Exact Rooting Transition Period

Exact stack rooting is not currently enabled by default: we are still using conservative scanning. Until the system described above has 100% browser coverage, it is unsafe to enable it. In the meantime, the js::RootedT class holds an object live by storing its pointer on the stack so that the conservative scanner will find it. This distinction should not be noticable to the end user.

Performance Tweaking

In aggregate, exact and conservate stack rooting should have similar performance. The performance tradeoffs that these techniques make, however, are quite different. If the extra overhead of exact rooting does end up adding an unacceptable cost to a specific code path that is not mitigated by a faster GC, there are some tricks you can use to get better performance at the cost of more complex code.

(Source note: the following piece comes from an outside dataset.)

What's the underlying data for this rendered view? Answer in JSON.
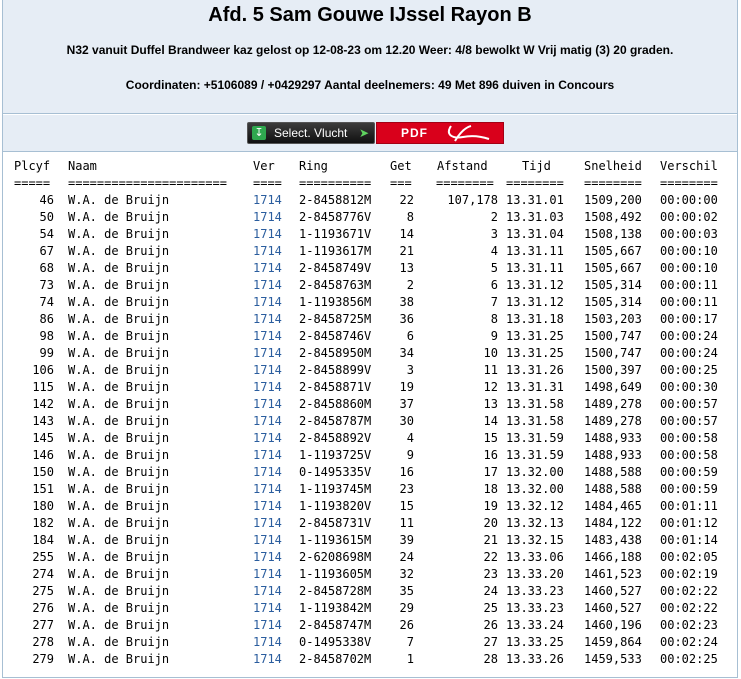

  • Move js::RootedT declarations above loops. Modern C++ compilers are not smart enough to do LICM on js::RootedT, so forward declaring a single js::RootedT above the loop and re-using it on every iteration can save some cycles.
  • Raw pointers. If you are 100% sure that there is no way for SpiderMonkey to GC while the pointer is on the stack, this is an option. Note: SpiderMonkey can GC because of any error, GC because of timers, GC because we are low on memory, GC because of environment variables, GC because of cosmic rays, etc. This is not a terribly safe option for embedder code, so only consider this as a very last resort.